Die Organisator*innen hatten zum Aktionstag alle Interessierten zu der Performance am Erwin-Piscator-Haus eingeladen. Passant*innen hielten, um sich ein Kuchenstück zu holen und sich über die Aktion zu informieren. Im Anschluss an die Performance wurde im Filmkunsttheater Capitol der Spielfilm „Die Berufung. Ihr Kampf für Gerechtigkeit“ gezeigt. Der Film spielt in den 1950er Jahren in den USA und handelt von der Juristin Ruth Bader Ginsburg. Bader Ginsburg setzte sich in einem Präzedenzfall dafür ein, dass Frauen auch Richterinnen oder Polizistinnen werden können.
Hintergrund:
Der Equal Pay Day macht auf Benachteiligungen von Frauen im Erwerbsleben, insbesondere auf die durchschnittlich geringere Entlohnung von Frauen bei gleicher oder gleichwertiger Arbeit, aufmerksam. Wann der Equal Pay Day stattfindet, ist von der statistischen Lohnlücke zwischen den Geschlechtern abhängig. In Deutschland verdienten Frauen laut Statistischem Bundesamt 2018 etwa 21 Prozent weniger als Männer. Die 21 Prozent Lohnunterschied entsprechen 77 Tagen. Das heißt: Frauen arbeiten im Durchschnitt 77 Tage unentgeltlich bis zum 18. März 2019, während ihre männlichen Kollegen im Durchschnitt bereits ab dem 1. Januar 2019 entlohnt werden. Dieser Lohnunterschied zeigt sich auch in deutlich niedrigeren Renten von Frauen.

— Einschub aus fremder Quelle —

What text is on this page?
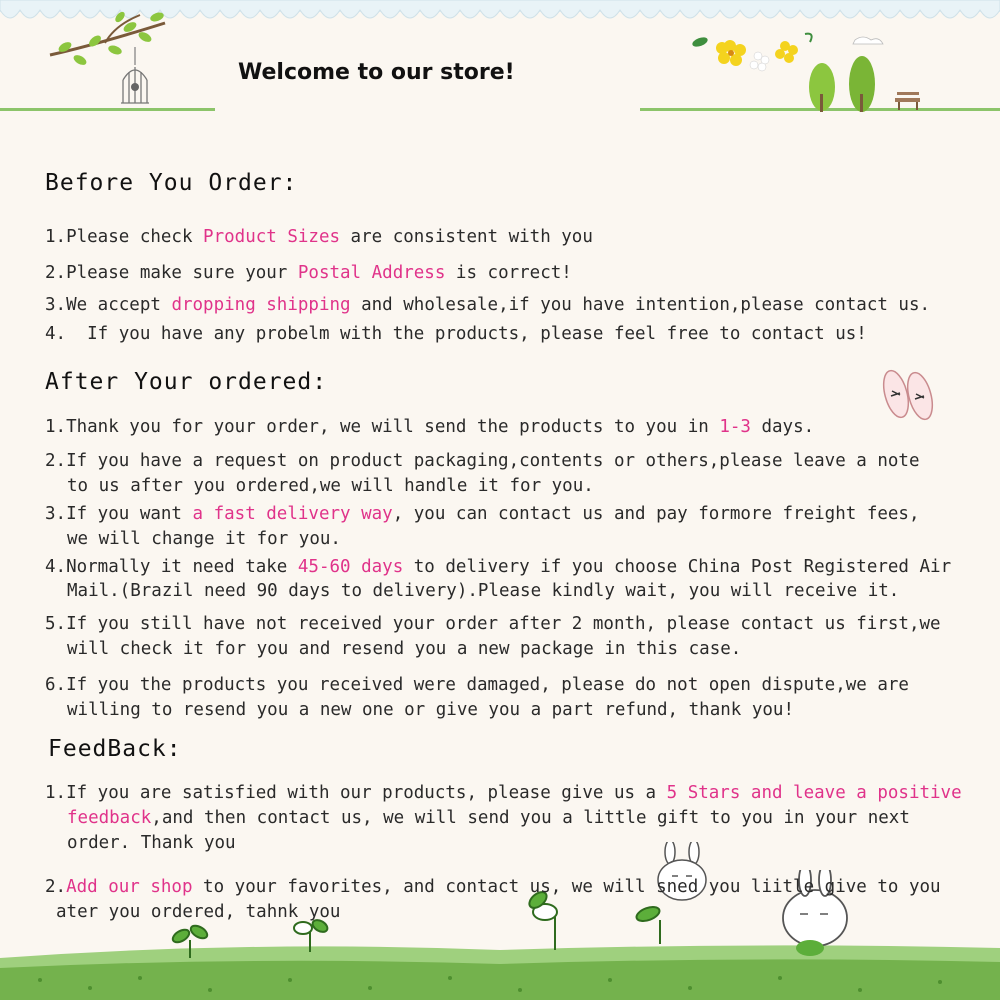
Welcome to our store!
Before You Order:
1.Please check Product Sizes are consistent with you
2.Please make sure your Postal Address is correct!
3.We accept dropping shipping and wholesale,if you have intention,please contact us.
4.  If you have any probelm with the products, please feel free to contact us!
After Your ordered:
1.Thank you for your order, we will send the products to you in 1-3 days.
2.If you have a request on product packaging,contents or others,please leave a note
to us after you ordered,we will handle it for you.
3.If you want a fast delivery way, you can contact us and pay formore freight fees,
we will change it for you.
4.Normally it need take 45-60 days to delivery if you choose China Post Registered Air
Mail.(Brazil need 90 days to delivery).Please kindly wait, you will receive it.
5.If you still have not received your order after 2 month, please contact us first,we
will check it for you and resend you a new package in this case.
6.If you the products you received were damaged, please do not open dispute,we are
willing to resend you a new one or give you a part refund, thank you!
FeedBack:
1.If you are satisfied with our products, please give us a 5 Stars and leave a positive
feedback,and then contact us, we will send you a little gift to you in your next
order. Thank you
2.Add our shop to your favorites, and contact us, we will sned you liitle give to you
ater you ordered, tahnk you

Im europäischen Vergleich ist dieser Wert sehr hoch. Laut dem „Report on Equality between Women and Men in the EU“ von 2018 verdienten Frauen in der Europäischen Union durchschnittlich 16 Prozent weniger als Männer. Mit seiner Lohnlücke von 21 Prozent belegt Deutschland unter den 28 Mitgliedsstaaten der Europäischen Union den drittletzten Platz.
Die Ursachen für den Lohnunterschied sind vielfältig: Frauen unterbrechen oder reduzieren die Arbeitszeit häufig zugunsten ihrer Familien. Sie besetzen immer noch weniger häufig Führungspositionen. Auch arbeiten Frauen oft in Berufen, in denen schlechter bezahlt wird. Unter Berücksichtigung all dieser Gründe bleibt ein sogenannter bereinigter Lohnunterschied von sechs Prozent bestehen, der auf der reinen Benachteiligung aufgrund des Geschlechtes beruht.
Entgeltgleichheit ist mehr als „gleicher Lohn für gleiche Arbeit“. Das betonte die diesjährige Kampagne zum Equal Pay Day mit dem Motto „WERTSACHE Arbeit“. Gleicher Lohn muss auch für unterschiedliche aber gleichwertige Tätigkeiten gezahlt werden. Zum Beispiel haben Ingenieure und Lehrkräfte im Primar- und Vorschulbereich vergleichbare Belastungen und Anforderungen, wie der „Comparable Worth“-Index der Hans-Böckler-Stiftung zeigt. Jedoch unterscheiden sich die durchschnittlichen Einkommen der beiden Gruppen um bis zu 41 Prozent. Schließlich bedarf es nicht nur einer Neubewertung von schlechter bezahlten Berufen und Branchen, sondern auch einer Bewertung der häuslichen Arbeit, von Pflege- und Sorgetätigkeiten.